The leaves are maple, mostly yellow.
They do not fall like rain.
It is late. We should stop
and eat before it turns dark,
but we don’t.
It’s hard to know where to begin to explain what I admire about this poem. There’s the way it offers—as so many of Bliumis-Dunn’s poems do—clarity of language and image and thought, and at the same time, un-answerable mysteries: how can we help the people we love? How do we continue to live our lives while things tear and fracture around us? There’s the seamless movement between the speaker’s interior space and the physical world around her. There’s the way the poem, in only eighteen lines (few of the poems in Echolocation are longer than a page), opens from one small, briefly observed image to enormous questions of care, family, and the damaged, impermanent world. Amid the mostly end-stopped lines, there’s the striking enjambment after “stop,” and the way it briefly allows the hope that there is something that the speaker could stop doing in order to make things right, though the poem quickly returns to the impossibility of this. And—maybe most of all—there’s the poem’s compassionate seeing, which enfolds the specifics of the moment and the enormity of the larger world’s pain.
The book’s final poem, “Ode to Autumn,” circles back to the speaker’s mother’s death.
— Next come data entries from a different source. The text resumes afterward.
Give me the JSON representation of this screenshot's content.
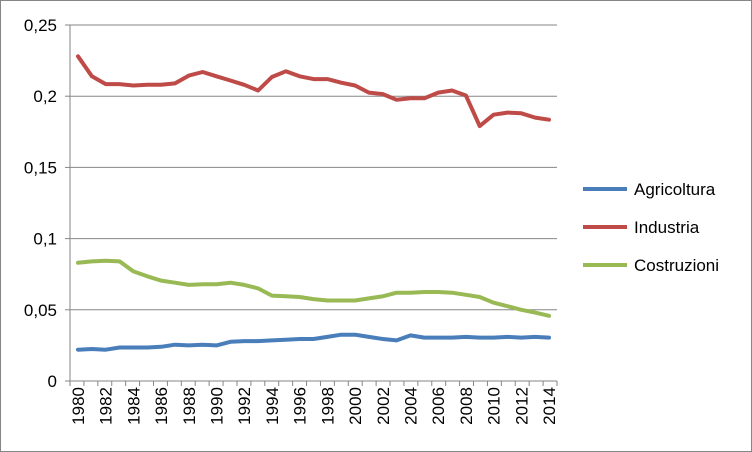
{
  "chart_data": {
    "type": "line",
    "title": "",
    "xlabel": "",
    "ylabel": "",
    "ylim": [
      0,
      0.25
    ],
    "y_ticks": [
      0,
      0.05,
      0.1,
      0.15,
      0.2,
      0.25
    ],
    "y_tick_labels": [
      "0",
      "0,05",
      "0,1",
      "0,15",
      "0,2",
      "0,25"
    ],
    "x_ticks": [
      1980,
      1982,
      1984,
      1986,
      1988,
      1990,
      1992,
      1994,
      1996,
      1998,
      2000,
      2002,
      2004,
      2006,
      2008,
      2010,
      2012,
      2014
    ],
    "x_tick_labels": [
      "1980",
      "1982",
      "1984",
      "1986",
      "1988",
      "1990",
      "1992",
      "1994",
      "1996",
      "1998",
      "2000",
      "2002",
      "2004",
      "2006",
      "2008",
      "2010",
      "2012",
      "2014"
    ],
    "x": [
      1980,
      1981,
      1982,
      1983,
      1984,
      1985,
      1986,
      1987,
      1988,
      1989,
      1990,
      1991,
      1992,
      1993,
      1994,
      1995,
      1996,
      1997,
      1998,
      1999,
      2000,
      2001,
      2002,
      2003,
      2004,
      2005,
      2006,
      2007,
      2008,
      2009,
      2010,
      2011,
      2012,
      2013,
      2014
    ],
    "grid": "horizontal",
    "legend_position": "right",
    "series": [
      {
        "name": "Agricoltura",
        "color": "#4a7ebb",
        "values": [
          0.022,
          0.0225,
          0.022,
          0.0235,
          0.0235,
          0.0235,
          0.024,
          0.0255,
          0.025,
          0.0255,
          0.025,
          0.0275,
          0.028,
          0.028,
          0.0285,
          0.029,
          0.0295,
          0.0295,
          0.031,
          0.0325,
          0.0325,
          0.031,
          0.0295,
          0.0285,
          0.032,
          0.0305,
          0.0305,
          0.0305,
          0.031,
          0.0305,
          0.0305,
          0.031,
          0.0305,
          0.031,
          0.0305
        ]
      },
      {
        "name": "Industria",
        "color": "#be4b48",
        "values": [
          0.228,
          0.214,
          0.2085,
          0.2085,
          0.2075,
          0.208,
          0.208,
          0.209,
          0.2145,
          0.217,
          0.214,
          0.211,
          0.208,
          0.204,
          0.2135,
          0.2175,
          0.214,
          0.212,
          0.212,
          0.2095,
          0.2075,
          0.2025,
          0.2015,
          0.1975,
          0.1985,
          0.1985,
          0.2025,
          0.204,
          0.2005,
          0.179,
          0.187,
          0.1885,
          0.188,
          0.185,
          0.1835
        ]
      },
      {
        "name": "Costruzioni",
        "color": "#98b954",
        "values": [
          0.083,
          0.084,
          0.0845,
          0.084,
          0.077,
          0.0735,
          0.0705,
          0.069,
          0.0675,
          0.068,
          0.068,
          0.069,
          0.0675,
          0.065,
          0.06,
          0.0595,
          0.059,
          0.0575,
          0.0565,
          0.0565,
          0.0565,
          0.058,
          0.0595,
          0.062,
          0.062,
          0.0625,
          0.0625,
          0.062,
          0.0605,
          0.059,
          0.055,
          0.0525,
          0.05,
          0.048,
          0.0458
        ]
      }
    ]
  }
}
The speaker’s immersion in the natural world, her examination of memory and loss, family and the interior, seem to have brought her, in this poem, to a place that’s both familiar and changed:
So many colors abandon the earth,
and go skyward to the trees
like origami birds,scarlet, orange, creased
and folded into the mind
where these paper birds come alive,
the trees quiver a little—this is where I can
still see youin these gray branches
with brightly colored
birds that are not birds—envision youstill darning
the heels of Jimmy’s socks
those evenings after schoolat the kitchen table when
you’d run your finger down our list—not here in the duller green
where the last of the pink roses
are browning on the vine,and along the fence,
your favorite lilies, wilted,
and everywhere
the hungry bees.
The speaker’s grief remains, and yet the poem pivots on a quiet transformation. The mother is both not-here and, somehow, here, present in the birds which are not birds, the poet’s seeing that includes both what is literally present and what is given shape by imagination, memory, language. In the poet’s mind, where paper birds come alive, the dead return. This sense of consolation feels earned through the poet’s exacting observation of her outer and inner landscapes. The reader is returned, too, by these poems: to intimacy with the poet-speaker, the “more-than-human” world, and the complicated, unimaginable heart.